Kiddy Smile, qu’exprimez-vous à travers vos différentes pratiques ?
On me renvoie souvent l’image d’un artiste engagé. En réalité mon travail est très égocentré : il parle d’une personne noire, queer et de son rapport au monde. Il se trouve que mon identité n’est pas celle du modèle dominant, alors oui, ça bouscule l’ordre établi. Par effet de miroir, mon travail est reçu comme une critique de la société, du rapport aux minorités. Mon militantisme vient simplement de qui je suis.

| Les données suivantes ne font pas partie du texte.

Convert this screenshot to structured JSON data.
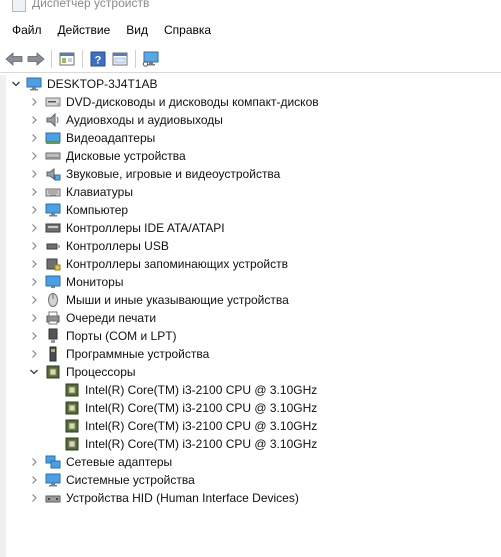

La famille est le thème conducteur de cette édition. Comment s’est-il imposé ?
Kiddy Smile : J’ai grandi dans une famille soudée. Adulte, j’ai découvert l’importance de la famille de cœur, notamment à travers la culture du voguing et des ballrooms, qui est comme un espace ouvert pour permettre à chacun, quelle que soit son identité sexuelle et de genre, d’exprimer librement qui il est. Au-delà des liens du sang, la famille c’est aussi les personnes avec lesquelles on choisit d’avancer, celle qui donne à l’individu la force du collectif.
Clément Postec : Nous avons beaucoup échangé pour dégager des thèmes, mettre des mots. Cette édition évoque le motif de la famille sous toutes ses formes, mais aussi l’amour, l’attention aux autres, le care : des valeurs collectives d’inclusivité et de bienveillance que Kiddy Smile n’a de cesse défendre.
Le Nouveau Printemps, c’est aussi un festival ancré dans un quartier, cette année Saint-Sernin – Arnaud-Bernard…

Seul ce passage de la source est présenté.